Files
claude-mem/.plan/issue-2341-reliability-slice.md
T
Alex Newman 65f2fd8cdd fix: harden startup and schema repair contracts
Reliability patch covering startup path resolution, install marker compatibility, export CLI request contracts, schema repair safety, hard-stop retry-loop handling, and the PR babysit status helper.
2026-05-06 18:29:26 -07:00

101 lines
4.2 KiB
Markdown

# Issue 2341 Reliability Slice Plan
Scope: first PR from the consolidated issue triage. This PR should not try to
solve the full backlog. It should remove a few high-confidence paper cuts from
the first two buckets: install/startup contract and DB/export contract.
## Phase 0: Documentation Discovery
Allowed APIs and patterns:
- Install marker helpers live in `src/npx-cli/install/setup-runtime.ts`.
Existing tests are in `tests/setup-runtime.test.ts`.
- Runtime startup warning logic lives in `plugin/scripts/version-check.js`.
It currently resolves the plugin root from `CLAUDE_PLUGIN_ROOT`, then from the
script directory.
- Export script reads worker settings via `SettingsDefaultsManager.loadFromFile`.
Worker settings must respect `CLAUDE_MEM_DATA_DIR`, because shared path helpers
and settings defaults already expose that environment override.
- `/api/sdk-sessions/batch` is registered in
`src/services/worker/http/routes/DataRoutes.ts` and expects
`memorySessionIds`. Existing coercion tests are in
`tests/worker/http/routes/data-routes-coercion.test.ts`.
- Current `PendingMessageStore` writes and reads `tool_use_id`, but no longer
reads `worker_pid`, `retry_count`, `failed_at_epoch`, or
`completed_at_epoch`. Current schema guardrails should match code that runs
today, not old migration intent.
Anti-pattern guards:
- Do not reintroduce `worker_pid` in `pending_messages` unless the current claim
query starts using it again.
- Do not rely only on `schema_versions` for columns that current SQL references.
- Do not add another install marker format. Read both legacy plain text and the
current JSON format, but keep writing the JSON marker.

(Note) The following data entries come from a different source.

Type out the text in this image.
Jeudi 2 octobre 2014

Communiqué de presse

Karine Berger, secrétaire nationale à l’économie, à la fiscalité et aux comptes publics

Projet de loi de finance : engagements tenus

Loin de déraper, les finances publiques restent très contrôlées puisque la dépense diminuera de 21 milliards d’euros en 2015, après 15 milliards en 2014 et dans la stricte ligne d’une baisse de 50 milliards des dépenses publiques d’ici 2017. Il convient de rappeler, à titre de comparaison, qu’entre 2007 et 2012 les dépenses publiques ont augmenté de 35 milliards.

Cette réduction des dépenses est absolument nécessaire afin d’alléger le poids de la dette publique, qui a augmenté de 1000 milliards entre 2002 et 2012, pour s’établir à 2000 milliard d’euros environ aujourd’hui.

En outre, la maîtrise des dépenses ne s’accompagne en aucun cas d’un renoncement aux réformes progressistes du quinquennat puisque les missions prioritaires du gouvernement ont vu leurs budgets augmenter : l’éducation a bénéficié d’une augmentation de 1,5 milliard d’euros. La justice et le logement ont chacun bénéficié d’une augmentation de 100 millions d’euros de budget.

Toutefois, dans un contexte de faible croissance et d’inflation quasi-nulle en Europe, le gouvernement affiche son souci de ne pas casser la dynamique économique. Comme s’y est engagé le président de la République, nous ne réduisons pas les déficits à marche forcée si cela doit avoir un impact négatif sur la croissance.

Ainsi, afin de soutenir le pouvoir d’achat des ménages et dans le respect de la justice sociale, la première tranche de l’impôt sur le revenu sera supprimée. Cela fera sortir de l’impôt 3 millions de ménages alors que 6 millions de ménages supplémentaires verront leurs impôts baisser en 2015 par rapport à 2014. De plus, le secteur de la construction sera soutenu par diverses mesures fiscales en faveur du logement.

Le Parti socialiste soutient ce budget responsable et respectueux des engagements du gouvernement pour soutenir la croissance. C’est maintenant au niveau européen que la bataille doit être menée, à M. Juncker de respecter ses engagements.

- Do not make `export-memories.ts` fall back to `~/.claude-mem` when
`CLAUDE_MEM_DATA_DIR` is set.
## Phase 1: Install Marker Compatibility
What to implement:
- Teach `readInstallMarker()` to parse legacy plain-text marker files that only
contain a version string.
- Teach `plugin/scripts/version-check.js` to accept the same legacy marker shape.

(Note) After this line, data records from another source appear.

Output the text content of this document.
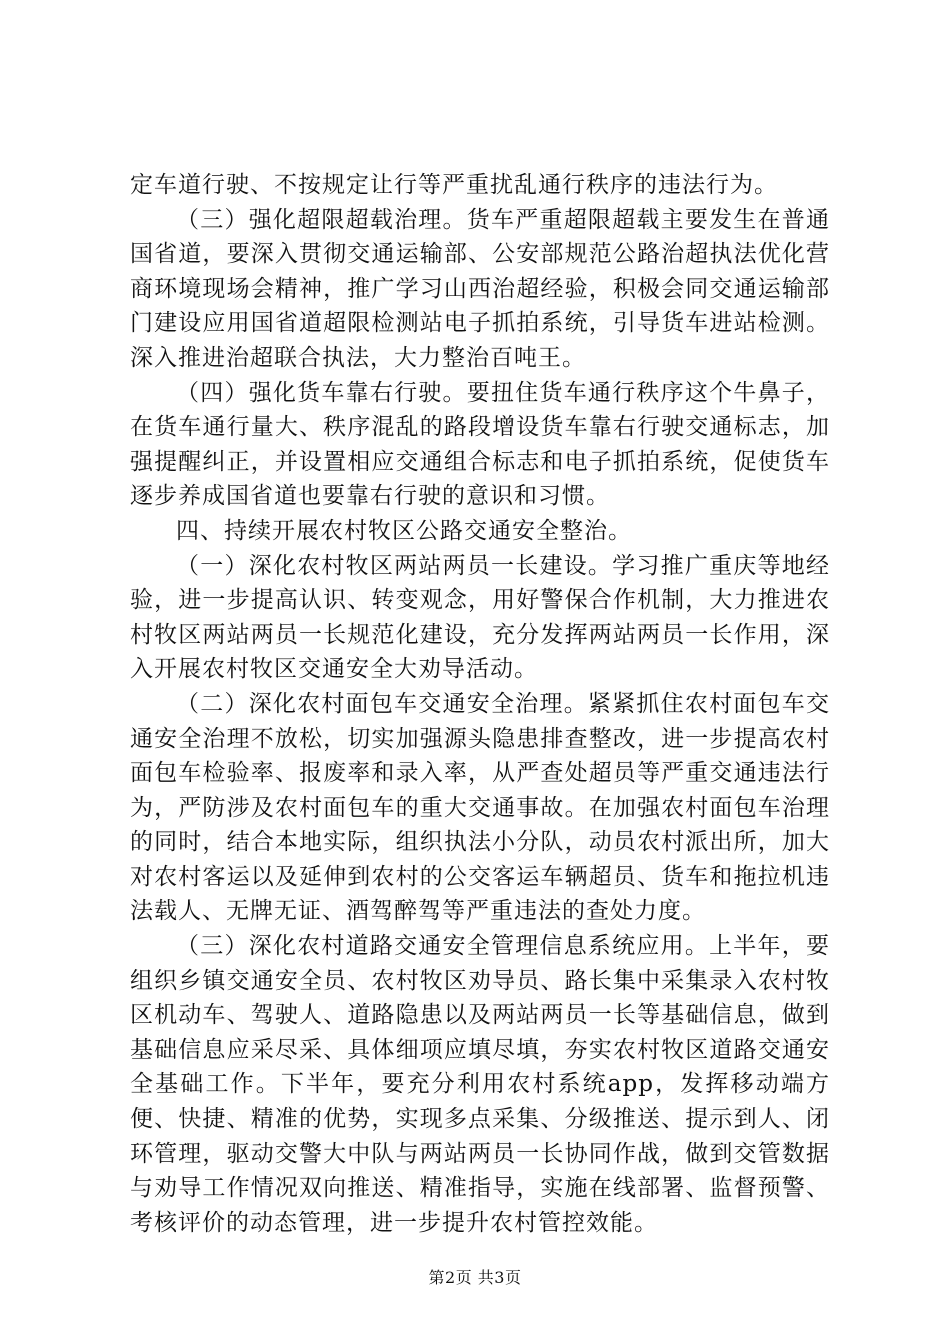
定车道行驶、不按规定让行等严重扰乱通行秩序的违法行为。

（三）强化超限超载治理。货车严重超限超载主要发生在普通国省道，要深入贯彻交通运输部、公安部规范公路治超执法优化营商环境现场会精神，推广学习山西治超经验，积极会同交通运输部门建设应用国省道超限检测站电子抓拍系统，引导货车进站检测。深入推进治超联合执法，大力整治百吨王。

（四）强化货车靠右行驶。要扭住货车通行秩序这个牛鼻子，在货车通行量大、秩序混乱的路段增设货车靠右行驶交通标志，加强提醒纠正，并设置相应交通组合标志和电子抓拍系统，促使货车逐步养成国省道也要靠右行驶的意识和习惯。

四、持续开展农村牧区公路交通安全整治。

（一）深化农村牧区两站两员一长建设。学习推广重庆等地经验，进一步提高认识、转变观念，用好警保合作机制，大力推进农村牧区两站两员一长规范化建设，充分发挥两站两员一长作用，深入开展农村牧区交通安全大劝导活动。

（二）深化农村面包车交通安全治理。紧紧抓住农村面包车交通安全治理不放松，切实加强源头隐患排查整改，进一步提高农村面包车检验率、报废率和录入率，从严查处超员等严重交通违法行为，严防涉及农村面包车的重大交通事故。在加强农村面包车治理的同时，结合本地实际，组织执法小分队，动员农村派出所，加大对农村客运以及延伸到农村的公交客运车辆超员、货车和拖拉机违法载人、无牌无证、酒驾醉驾等严重违法的查处力度。

（三）深化农村道路交通安全管理信息系统应用。上半年，要组织乡镇交通安全员、农村牧区劝导员、路长集中采集录入农村牧区机动车、驾驶人、道路隐患以及两站两员一长等基础信息，做到基础信息应采尽采、具体细项应填尽填，夯实农村牧区道路交通安全基础工作。下半年，要充分利用农村系统app，发挥移动端方便、快捷、精准的优势，实现多点采集、分级推送、提示到人、闭环管理，驱动交警大中队与两站两员一长协同作战，做到交管数据与劝导工作情况双向推送、精准指导，实施在线部署、监督预警、考核评价的动态管理，进一步提升农村管控效能。

第2页 共3页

- Keep `writeInstallMarker()` unchanged so new installs write the canonical JSON
schema.
Verification:
- Add `tests/setup-runtime.test.ts` coverage for a plain-text `.install-version`.
- Add a focused test for `plugin/scripts/version-check.js` behavior, or extend an
existing plugin script test if one exists.
- Run `bun test tests/setup-runtime.test.ts`.
## Phase 2: Export Script Contract Repair
What to implement:
- Update `scripts/export-memories.ts` to load settings from
`CLAUDE_MEM_DATA_DIR/settings.json` instead of always using
`~/.claude-mem/settings.json`.
- Change the `/api/sdk-sessions/batch` request body from `sdkSessionIds` to
`memorySessionIds`.
- Optionally allow `DataRoutes` to accept the legacy `sdkSessionIds` alias as a
compatibility bridge, but prefer the canonical field in scripts.
Verification:
- Add or update tests around the SDK-session batch route alias/coercion.
- Add a script-level test if practical; otherwise verify by grep that
`scripts/export-memories.ts` no longer sends `sdkSessionIds` and no longer
hardcodes `homedir(), '.claude-mem'`.
- Run the focused route/export tests.
## Phase 3: Current Pending Queue Shape Guardrails
What to implement:
- Add a regression test that initializes a DB whose `schema_versions` claims old
pending-message migrations are applied while `pending_messages.tool_use_id` is
missing. Constructing `SessionStore` should still add the missing column
because current enqueue SQL requires it.
- Add a regression test asserting the current fresh DB shape does not require
`worker_pid`, since the current claim query does not use it.
- If tests expose a real source/schema mismatch, update docs/schema comments to
match current code rather than reintroducing unused columns.
Verification:
- Run focused sqlite tests for `SessionStore` / `PendingMessageStore`.
- Grep for live `worker_pid` reads in TypeScript before deciding whether it is
still a required current column.
## Final Verification
- Run focused tests changed by this PR.
- Run `npm run typecheck:root` if dependencies are available.
- Run `git diff --check`.
- Open a non-draft PR against the upstream default branch.
- Do not merge, release, or ship without explicit user approval.